Jay laughed. “Maybe I can translate. How much do you know about the net and the web?”

Fernandez shrugged. “There’s a difference between the net and the web? I dunno if you remember or not, but it took me six months to figure out where the on/off button was on my issue computer. I got a few things from Joanna since then, but I’m basically an analog kind of guy. I figure if God had wanted us to count higher than twenty, He’d have given us more fingers and toes.”
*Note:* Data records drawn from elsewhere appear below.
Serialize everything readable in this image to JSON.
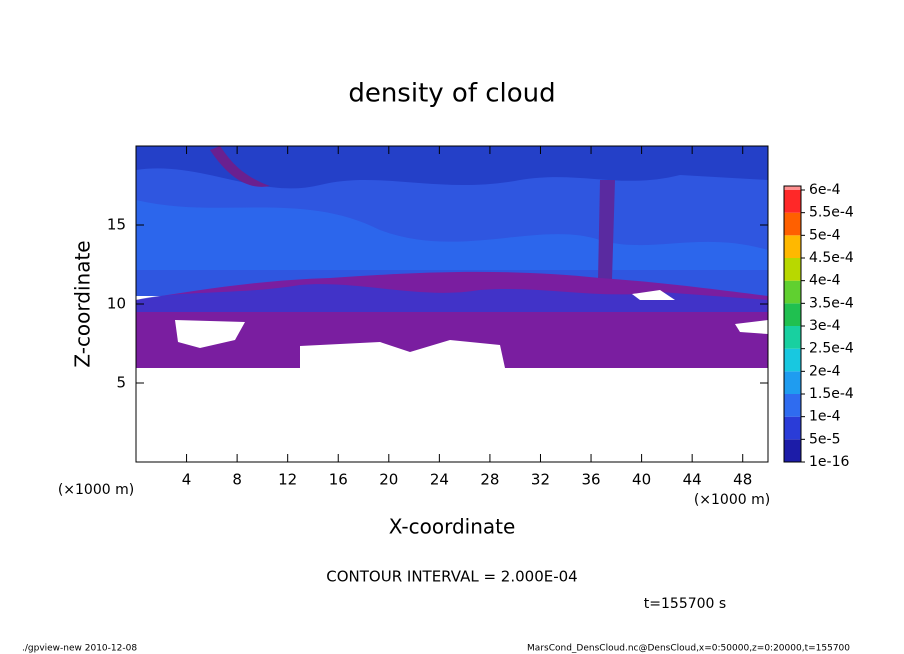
{
  "chart_data": {
    "type": "contour",
    "title": "density of cloud",
    "xlabel": "X-coordinate",
    "ylabel": "Z-coordinate",
    "xunit": "(×1000 m)",
    "yunit": "(×1000 m)",
    "xlim": [
      0,
      50
    ],
    "ylim": [
      0,
      20
    ],
    "xticks": [
      4,
      8,
      12,
      16,
      20,
      24,
      28,
      32,
      36,
      40,
      44,
      48
    ],
    "yticks": [
      5,
      10,
      15
    ],
    "colorbar": {
      "levels": [
        {
          "value": 1e-16,
          "label": "1e-16"
        },
        {
          "value": 5e-05,
          "label": "5e-5"
        },
        {
          "value": 0.0001,
          "label": "1e-4"
        },
        {
          "value": 0.00015,
          "label": "1.5e-4"
        },
        {
          "value": 0.0002,
          "label": "2e-4"
        },
        {
          "value": 0.00025,
          "label": "2.5e-4"
        },
        {
          "value": 0.0003,
          "label": "3e-4"
        },
        {
          "value": 0.00035,
          "label": "3.5e-4"
        },
        {
          "value": 0.0004,
          "label": "4e-4"
        },
        {
          "value": 0.00045,
          "label": "4.5e-4"
        },
        {
          "value": 0.0005,
          "label": "5e-4"
        },
        {
          "value": 0.00055,
          "label": "5.5e-4"
        },
        {
          "value": 0.0006,
          "label": "6e-4"
        }
      ],
      "colors": [
        "#1c1ca8",
        "#2a3cd8",
        "#2f6cf0",
        "#1f9cf0",
        "#18c8e0",
        "#18d0a0",
        "#20c050",
        "#60d030",
        "#b8d800",
        "#ffb800",
        "#ff6000",
        "#ff2828"
      ],
      "top_color": "#ff9090",
      "bottom_color": "#7a1ea0"
    },
    "contour_interval": "CONTOUR INTERVAL = 2.000E-04",
    "time_label": "t=155700 s",
    "footer_left": "./gpview-new  2010-12-08",
    "footer_right": "MarsCond_DensCloud.nc@DensCloud,x=0:50000,z=0:20000,t=155700"
  }
}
“Okay, let me lay it out for you in base ten, Jay Gridley’s quick and dirty history of computer communications.”

“Fire away.”

“Right. The original Internet was designed so it couldn’t be taken out. It was decentralized, nodes and servers all over the place, so if one went down, information flow could be rerouted. Think of it like a sixteen-lane superhighway. Block one lane, you just jump into another and keep going in the same direction. Only with the net, there are a whole bunch of superhighways going in all directions. Blow up a whole freeway, you just take an off-ramp to another one. Might have to get to San Francisco by way of Seattle and then Miami, talking a big loop, but you don’t have to pull over and stop ’cause there ain’t no more roads.”

“Okay, I can follow that much.”

“So, what this meant was, if the Soviet Union, who was our worst enemy in the bad old days, dropped a nuke on a city, it didn’t much matter in the grand cosmic scheme of things.”

“Except to the people vaporized in the aforementioned city,” Fernandez said.

“We’re talking bigger picture here, Julio. What I meant was, it wouldn’t significantly disrupt the net elsewhere. Like those giant fungus-thingees that are spread out over a thousand acres, but are still only one plant — cut a chunk out here or there, it doesn’t matter. The beat goes on.”

“I got you, babe.”

“Funny. Thing is, as the world wide web came into being and expanded, with everybody and his kid sister logging on, a lot more information started going back and forth, a whole lot more than the original guys ever figured on. This was set up pre-WWW, remember. Anyhow, along the way, things wound up getting more clumped together than the net founders intended. Everything started getting run by computers. In the beginning, when most everything in the phone company — and there was only one big phone company back then — was mechanical, you couldn’t really hack into much because there wasn’t anything much to hack into.